Mannheim

Geburtstag „Lokomotive des Feuerio“ Bodo Tschierschke wird 60

Närrischer Rekordhalter

Er ist weggefahren – denn er könnte derzeit ohnehin nicht feiern mit der großen Zahl an Gratulanten, die zu erwarten wären. Schließlich wird mit Bodo Tschierschke heute ein ungewöhnlicher närrischer Rekordhalter 60 Jahre alt. Seit 1999 führt er als Präsident Mannheims größte und älteste Karnevalsgesellschaft, womit er schon die längste Amtszeit aller bisherigen 17 Chefs des 1898 gegründeten Vereins erreicht hat.

„Lokomotive des Feuerio“ hat ihn Senatspräsident Gerd Stolze mal getauft. Das stimmt, entwickelt er doch entscheidende Antriebskraft, pflegt wichtige Kontakte, stellt Verbindungen her, moderiert und koordiniert.

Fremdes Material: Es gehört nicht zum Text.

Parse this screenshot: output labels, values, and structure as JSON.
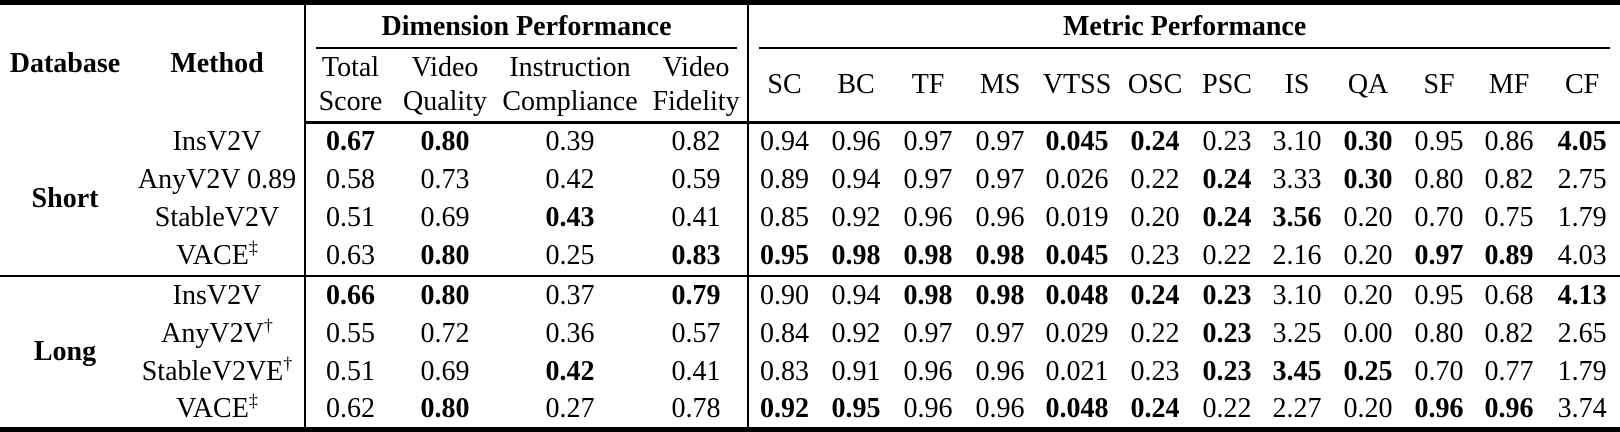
{
  "colors": {
    "text": "#000000",
    "background": "#ffffff",
    "rule": "#000000"
  },
  "table": {
    "left_headers": [
      "Database",
      "Method"
    ],
    "groups": [
      {
        "label": "Dimension Performance"
      },
      {
        "label": "Metric Performance"
      }
    ],
    "dim_columns": [
      {
        "line1": "Total",
        "line2": "Score"
      },
      {
        "line1": "Video",
        "line2": "Quality"
      },
      {
        "line1": "Instruction",
        "line2": "Compliance"
      },
      {
        "line1": "Video",
        "line2": "Fidelity"
      }
    ],
    "metric_columns": [
      "SC",
      "BC",
      "TF",
      "MS",
      "VTSS",
      "OSC",
      "PSC",
      "IS",
      "QA",
      "SF",
      "MF",
      "CF"
    ],
    "sections": [
      {
        "database": "Short",
        "rows": [
          {
            "method": "InsV2V",
            "sup": "",
            "values": [
              {
                "v": "0.67",
                "b": 1
              },
              {
                "v": "0.80",
                "b": 1
              },
              {
                "v": "0.39",
                "b": 0
              },
              {
                "v": "0.82",
                "b": 0
              },
              {
                "v": "0.94",
                "b": 0
              },
              {
                "v": "0.96",
                "b": 0
              },
              {
                "v": "0.97",
                "b": 0
              },
              {
                "v": "0.97",
                "b": 0
              },
              {
                "v": "0.045",
                "b": 1
              },
              {
                "v": "0.24",
                "b": 1
              },
              {
                "v": "0.23",
                "b": 0
              },
              {
                "v": "3.10",
                "b": 0
              },
              {
                "v": "0.30",
                "b": 1
              },
              {
                "v": "0.95",
                "b": 0
              },
              {
                "v": "0.86",
                "b": 0
              },
              {
                "v": "4.05",
                "b": 1
              }
            ]
          },
          {
            "method": "AnyV2V 0.89",
            "sup": "",
            "values": [
              {
                "v": "0.58",
                "b": 0
              },
              {
                "v": "0.73",
                "b": 0
              },
              {
                "v": "0.42",
                "b": 0
              },
              {
                "v": "0.59",
                "b": 0
              },
              {
                "v": "0.89",
                "b": 0
              },
              {
                "v": "0.94",
                "b": 0
              },
              {
                "v": "0.97",
                "b": 0
              },
              {
                "v": "0.97",
                "b": 0
              },
              {
                "v": "0.026",
                "b": 0
              },
              {
                "v": "0.22",
                "b": 0
              },
              {
                "v": "0.24",
                "b": 1
              },
              {
                "v": "3.33",
                "b": 0
              },
              {
                "v": "0.30",
                "b": 1
              },
              {
                "v": "0.80",
                "b": 0
              },
              {
                "v": "0.82",
                "b": 0
              },
              {
                "v": "2.75",
                "b": 0
              }
            ]
          },
          {
            "method": "StableV2V",
            "sup": "",
            "values": [
              {
                "v": "0.51",
                "b": 0
              },
              {
                "v": "0.69",
                "b": 0
              },
              {
                "v": "0.43",
                "b": 1
              },
              {
                "v": "0.41",
                "b": 0
              },
              {
                "v": "0.85",
                "b": 0
              },
              {
                "v": "0.92",
                "b": 0
              },
              {
                "v": "0.96",
                "b": 0
              },
              {
                "v": "0.96",
                "b": 0
              },
              {
                "v": "0.019",
                "b": 0
              },
              {
                "v": "0.20",
                "b": 0
              },
              {
                "v": "0.24",
                "b": 1
              },
              {
                "v": "3.56",
                "b": 1
              },
              {
                "v": "0.20",
                "b": 0
              },
              {
                "v": "0.70",
                "b": 0
              },
              {
                "v": "0.75",
                "b": 0
              },
              {
                "v": "1.79",
                "b": 0
              }
            ]
          },
          {
            "method": "VACE",
            "sup": "‡",
            "values": [
              {
                "v": "0.63",
                "b": 0
              },
              {
                "v": "0.80",
                "b": 1
              },
              {
                "v": "0.25",
                "b": 0
              },
              {
                "v": "0.83",
                "b": 1
              },
              {
                "v": "0.95",
                "b": 1
              },
              {
                "v": "0.98",
                "b": 1
              },
              {
                "v": "0.98",
                "b": 1
              },
              {
                "v": "0.98",
                "b": 1
              },
              {
                "v": "0.045",
                "b": 1
              },
              {
                "v": "0.23",
                "b": 0
              },
              {
                "v": "0.22",
                "b": 0
              },
              {
                "v": "2.16",
                "b": 0
              },
              {
                "v": "0.20",
                "b": 0
              },
              {
                "v": "0.97",
                "b": 1
              },
              {
                "v": "0.89",
                "b": 1
              },
              {
                "v": "4.03",
                "b": 0
              }
            ]
          }
        ]
      },
      {
        "database": "Long",
        "rows": [
          {
            "method": "InsV2V",
            "sup": "",
            "values": [
              {
                "v": "0.66",
                "b": 1
              },
              {
                "v": "0.80",
                "b": 1
              },
              {
                "v": "0.37",
                "b": 0
              },
              {
                "v": "0.79",
                "b": 1
              },
              {
                "v": "0.90",
                "b": 0
              },
              {
                "v": "0.94",
                "b": 0
              },
              {
                "v": "0.98",
                "b": 1
              },
              {
                "v": "0.98",
                "b": 1
              },
              {
                "v": "0.048",
                "b": 1
              },
              {
                "v": "0.24",
                "b": 1
              },
              {
                "v": "0.23",
                "b": 1
              },
              {
                "v": "3.10",
                "b": 0
              },
              {
                "v": "0.20",
                "b": 0
              },
              {
                "v": "0.95",
                "b": 0
              },
              {
                "v": "0.68",
                "b": 0
              },
              {
                "v": "4.13",
                "b": 1
              }
            ]
          },
          {
            "method": "AnyV2V",
            "sup": "†",
            "values": [
              {
                "v": "0.55",
                "b": 0
              },
              {
                "v": "0.72",
                "b": 0
              },
              {
                "v": "0.36",
                "b": 0
              },
              {
                "v": "0.57",
                "b": 0
              },
              {
                "v": "0.84",
                "b": 0
              },
              {
                "v": "0.92",
                "b": 0
              },
              {
                "v": "0.97",
                "b": 0
              },
              {
                "v": "0.97",
                "b": 0
              },
              {
                "v": "0.029",
                "b": 0
              },
              {
                "v": "0.22",
                "b": 0
              },
              {
                "v": "0.23",
                "b": 1
              },
              {
                "v": "3.25",
                "b": 0
              },
              {
                "v": "0.00",
                "b": 0
              },
              {
                "v": "0.80",
                "b": 0
              },
              {
                "v": "0.82",
                "b": 0
              },
              {
                "v": "2.65",
                "b": 0
              }
            ]
          },
          {
            "method": "StableV2VE",
            "sup": "†",
            "values": [
              {
                "v": "0.51",
                "b": 0
              },
              {
                "v": "0.69",
                "b": 0
              },
              {
                "v": "0.42",
                "b": 1
              },
              {
                "v": "0.41",
                "b": 0
              },
              {
                "v": "0.83",
                "b": 0
              },
              {
                "v": "0.91",
                "b": 0
              },
              {
                "v": "0.96",
                "b": 0
              },
              {
                "v": "0.96",
                "b": 0
              },
              {
                "v": "0.021",
                "b": 0
              },
              {
                "v": "0.23",
                "b": 0
              },
              {
                "v": "0.23",
                "b": 1
              },
              {
                "v": "3.45",
                "b": 1
              },
              {
                "v": "0.25",
                "b": 1
              },
              {
                "v": "0.70",
                "b": 0
              },
              {
                "v": "0.77",
                "b": 0
              },
              {
                "v": "1.79",
                "b": 0
              }
            ]
          },
          {
            "method": "VACE",
            "sup": "‡",
            "values": [
              {
                "v": "0.62",
                "b": 0
              },
              {
                "v": "0.80",
                "b": 1
              },
              {
                "v": "0.27",
                "b": 0
              },
              {
                "v": "0.78",
                "b": 0
              },
              {
                "v": "0.92",
                "b": 1
              },
              {
                "v": "0.95",
                "b": 1
              },
              {
                "v": "0.96",
                "b": 0
              },
              {
                "v": "0.96",
                "b": 0
              },
              {
                "v": "0.048",
                "b": 1
              },
              {
                "v": "0.24",
                "b": 1
              },
              {
                "v": "0.22",
                "b": 0
              },
              {
                "v": "2.27",
                "b": 0
              },
              {
                "v": "0.20",
                "b": 0
              },
              {
                "v": "0.96",
                "b": 1
              },
              {
                "v": "0.96",
                "b": 1
              },
              {
                "v": "3.74",
                "b": 0
              }
            ]
          }
        ]
      }
    ]
  }
}
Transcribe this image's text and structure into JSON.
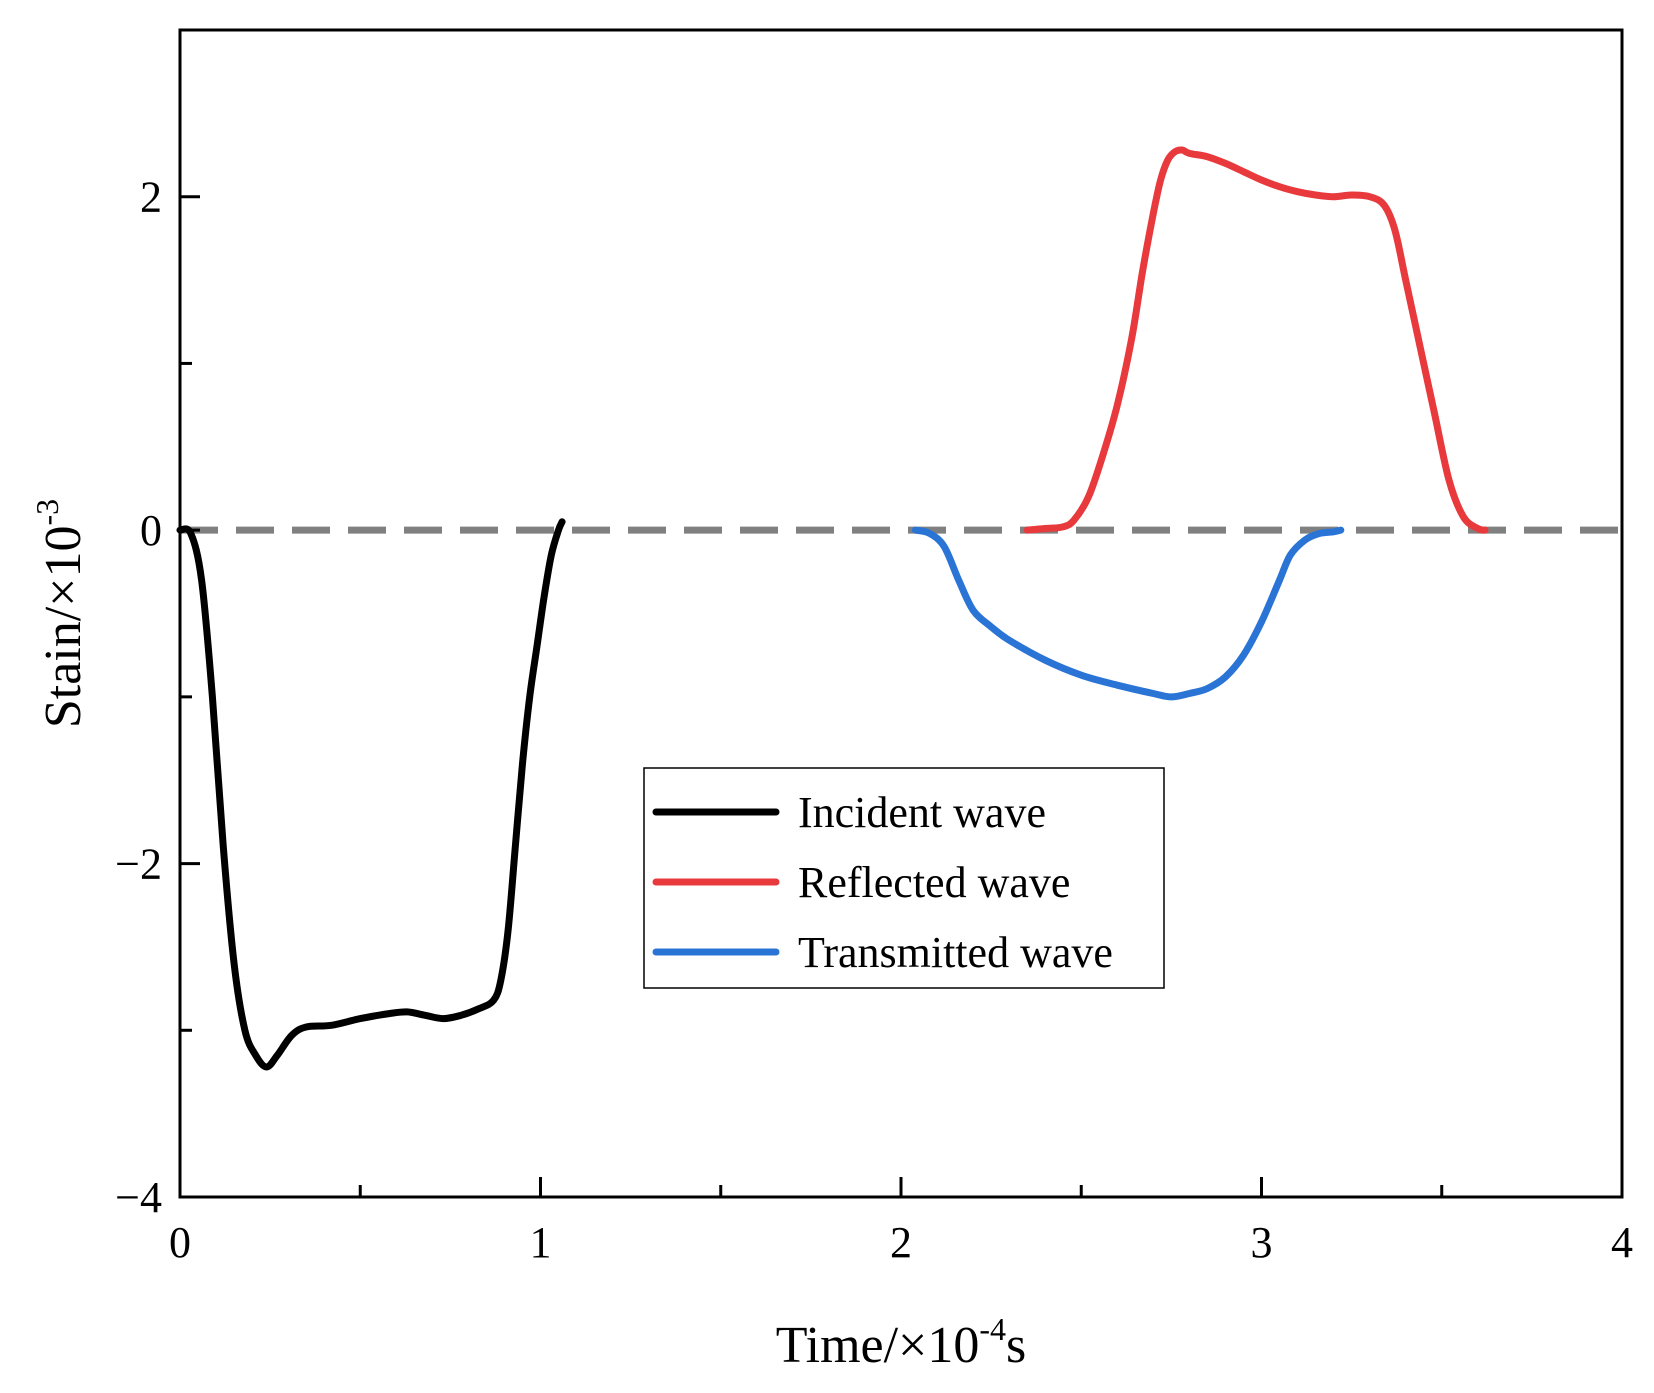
{
  "chart_data": {
    "type": "line",
    "title": "",
    "xlabel": {
      "main": "Time/×10",
      "sup": "-4",
      "unit": "s"
    },
    "ylabel": {
      "main": "Stain/×10",
      "sup": "-3"
    },
    "xlim": [
      0,
      4
    ],
    "ylim": [
      -4,
      3
    ],
    "x_ticks": [
      0,
      1,
      2,
      3,
      4
    ],
    "x_tick_labels": [
      "0",
      "1",
      "2",
      "3",
      "4"
    ],
    "x_minor_ticks": [
      0.5,
      1.5,
      2.5,
      3.5
    ],
    "y_ticks": [
      -4,
      -2,
      0,
      2
    ],
    "y_tick_labels": [
      "−4",
      "−2",
      "0",
      "2"
    ],
    "y_minor_ticks": [
      -3,
      -1,
      1
    ],
    "grid": false,
    "legend_position": "center",
    "reference_line": {
      "y": 0,
      "style": "dashed",
      "color": "#808080"
    },
    "series": [
      {
        "name": "Incident wave",
        "color": "#000000",
        "points": [
          [
            0.0,
            0.0
          ],
          [
            0.03,
            -0.02
          ],
          [
            0.06,
            -0.3
          ],
          [
            0.09,
            -1.0
          ],
          [
            0.12,
            -1.9
          ],
          [
            0.15,
            -2.6
          ],
          [
            0.18,
            -3.0
          ],
          [
            0.21,
            -3.15
          ],
          [
            0.24,
            -3.22
          ],
          [
            0.27,
            -3.15
          ],
          [
            0.31,
            -3.03
          ],
          [
            0.35,
            -2.98
          ],
          [
            0.42,
            -2.97
          ],
          [
            0.5,
            -2.93
          ],
          [
            0.58,
            -2.9
          ],
          [
            0.63,
            -2.89
          ],
          [
            0.68,
            -2.91
          ],
          [
            0.73,
            -2.93
          ],
          [
            0.78,
            -2.91
          ],
          [
            0.83,
            -2.87
          ],
          [
            0.87,
            -2.82
          ],
          [
            0.89,
            -2.7
          ],
          [
            0.91,
            -2.4
          ],
          [
            0.93,
            -1.9
          ],
          [
            0.95,
            -1.4
          ],
          [
            0.97,
            -1.0
          ],
          [
            0.99,
            -0.7
          ],
          [
            1.01,
            -0.4
          ],
          [
            1.03,
            -0.15
          ],
          [
            1.05,
            0.0
          ],
          [
            1.06,
            0.05
          ]
        ]
      },
      {
        "name": "Reflected wave",
        "color": "#e8393d",
        "points": [
          [
            2.35,
            0.0
          ],
          [
            2.4,
            0.01
          ],
          [
            2.45,
            0.02
          ],
          [
            2.48,
            0.06
          ],
          [
            2.52,
            0.2
          ],
          [
            2.56,
            0.45
          ],
          [
            2.6,
            0.75
          ],
          [
            2.64,
            1.15
          ],
          [
            2.67,
            1.55
          ],
          [
            2.7,
            1.9
          ],
          [
            2.72,
            2.1
          ],
          [
            2.74,
            2.22
          ],
          [
            2.76,
            2.27
          ],
          [
            2.78,
            2.28
          ],
          [
            2.8,
            2.26
          ],
          [
            2.85,
            2.24
          ],
          [
            2.9,
            2.2
          ],
          [
            2.95,
            2.15
          ],
          [
            3.0,
            2.1
          ],
          [
            3.05,
            2.06
          ],
          [
            3.1,
            2.03
          ],
          [
            3.15,
            2.01
          ],
          [
            3.2,
            2.0
          ],
          [
            3.25,
            2.01
          ],
          [
            3.3,
            2.0
          ],
          [
            3.34,
            1.95
          ],
          [
            3.37,
            1.8
          ],
          [
            3.4,
            1.5
          ],
          [
            3.44,
            1.1
          ],
          [
            3.48,
            0.7
          ],
          [
            3.52,
            0.3
          ],
          [
            3.56,
            0.08
          ],
          [
            3.6,
            0.01
          ],
          [
            3.62,
            0.0
          ]
        ]
      },
      {
        "name": "Transmitted wave",
        "color": "#2a74d6",
        "points": [
          [
            2.04,
            0.0
          ],
          [
            2.08,
            -0.02
          ],
          [
            2.12,
            -0.1
          ],
          [
            2.16,
            -0.3
          ],
          [
            2.2,
            -0.48
          ],
          [
            2.25,
            -0.58
          ],
          [
            2.3,
            -0.66
          ],
          [
            2.4,
            -0.78
          ],
          [
            2.5,
            -0.87
          ],
          [
            2.6,
            -0.93
          ],
          [
            2.7,
            -0.98
          ],
          [
            2.75,
            -1.0
          ],
          [
            2.8,
            -0.98
          ],
          [
            2.85,
            -0.95
          ],
          [
            2.9,
            -0.88
          ],
          [
            2.95,
            -0.75
          ],
          [
            3.0,
            -0.55
          ],
          [
            3.05,
            -0.3
          ],
          [
            3.08,
            -0.15
          ],
          [
            3.12,
            -0.06
          ],
          [
            3.16,
            -0.02
          ],
          [
            3.2,
            -0.01
          ],
          [
            3.22,
            0.0
          ]
        ]
      }
    ]
  }
}
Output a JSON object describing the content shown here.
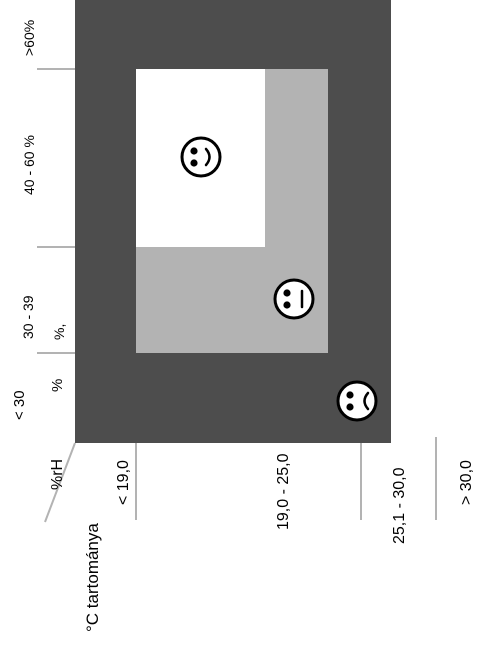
{
  "colors": {
    "outer_zone": "#4d4d4d",
    "middle_zone": "#b3b3b3",
    "comfort_zone": "#ffffff",
    "tick_lines": "#b3b3b3",
    "text": "#000000"
  },
  "humidity_axis": {
    "unit_label": "%rH",
    "ranges": [
      {
        "label": "< 30",
        "suffix": "%"
      },
      {
        "label": "30 - 39",
        "suffix": "%,"
      },
      {
        "label": "40 - 60 %",
        "suffix": ""
      },
      {
        "label": ">60%",
        "suffix": ""
      }
    ]
  },
  "temperature_axis": {
    "unit_label": "°C tartománya",
    "ranges": [
      {
        "label": "< 19,0"
      },
      {
        "label": "19,0 - 25,0"
      },
      {
        "label": "25,1 - 30,0"
      },
      {
        "label": "> 30,0"
      }
    ]
  },
  "zones": [
    {
      "name": "uncomfortable",
      "icon": "sad-face-icon"
    },
    {
      "name": "acceptable",
      "icon": "neutral-face-icon"
    },
    {
      "name": "comfortable",
      "icon": "happy-face-icon"
    }
  ]
}
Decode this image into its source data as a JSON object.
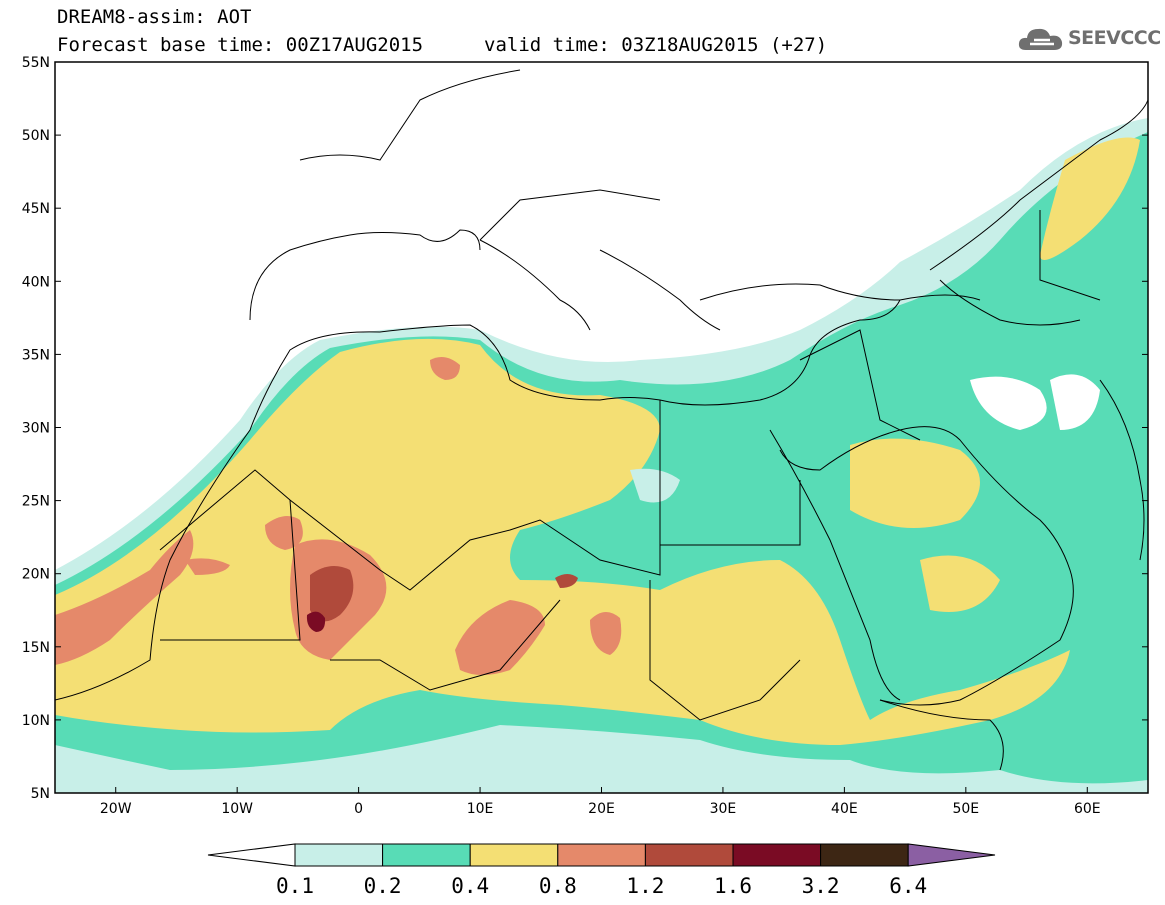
{
  "header": {
    "title": "DREAM8-assim: AOT",
    "base_time": "Forecast base time: 00Z17AUG2015",
    "valid_time": "valid time: 03Z18AUG2015 (+27)"
  },
  "logo": {
    "text": "SEEVCCC",
    "icon": "cloud-icon"
  },
  "map": {
    "lon_range": [
      -25,
      65
    ],
    "lat_range": [
      5,
      55
    ],
    "lat_ticks": [
      "5N",
      "10N",
      "15N",
      "20N",
      "25N",
      "30N",
      "35N",
      "40N",
      "45N",
      "50N",
      "55N"
    ],
    "lon_ticks": [
      "20W",
      "10W",
      "0",
      "10E",
      "20E",
      "30E",
      "40E",
      "50E",
      "60E"
    ]
  },
  "colorbar": {
    "levels": [
      "0.1",
      "0.2",
      "0.4",
      "0.8",
      "1.2",
      "1.6",
      "3.2",
      "6.4"
    ],
    "colors": [
      "#ffffff",
      "#c8efe8",
      "#58dcb6",
      "#f4df74",
      "#e5896a",
      "#b04a3b",
      "#7a0b24",
      "#3d2614",
      "#8b5fa3"
    ]
  }
}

Natürlich tut er das mit dem Selbstbewusstsein eines Mannes, der einen großen, traditionsreichen und erfolgreichen Verein hinter sich weiß und der an diesem Erfolg großen Anteil hat. Aber Tschierschke ist nicht laut, nicht polternd und auch niemand, der auf der Bühne eine große Show abzieht. Da überlässt er lieber anderen das Feld und beschränkt sich auf wenige Worte sowie Begrüßungen, und dass er da mit Namen und Titeln manchmal höchst kreativ umgeht, ist fast schon sein Markenzeichen geworden.

Tschierschke sieht auch das gelassen. Ihn hat gestärkt, dass er schon mehrere Schicksalsschläge meistern musste. In Heddesheim geboren, ging er nach der Grundschule aufs Gymnasium Ladenburg – aber konnte nicht bis zum Abitur bleiben, da er sich nach dem frühen Tod des Vaters um zwei Geschwister zu kümmern hatte.

Nach der Ausbildung zum Kaufmann und Weiterbildung zum praktischen Betriebswirt arbeitete er als Geschäftsführer von zwei Mannheimer Raumausstattungsfirmen. 1983 eröffnete er mit einem Onkel das T&K Wohnstudio Ludwigshafen, heute einer der wenigen inhabergeführten Handels- und Dienstleistungsbetriebe in der Objekt- und Raumgestaltung in der Region.

Aus der Krise geführt

Seit 1989 leitet er ihn allein, weil der damalige Mitinhaber wegen Krankheit ausschied. An der Seite hat er seine Frau Kirsten, mit der er seit 1980 verheiratet ist und die ihm als Kauffrau und Buchhalterin den Rücken frei hält – in der Firma wie auch, ganz wichtig, im Feuerio.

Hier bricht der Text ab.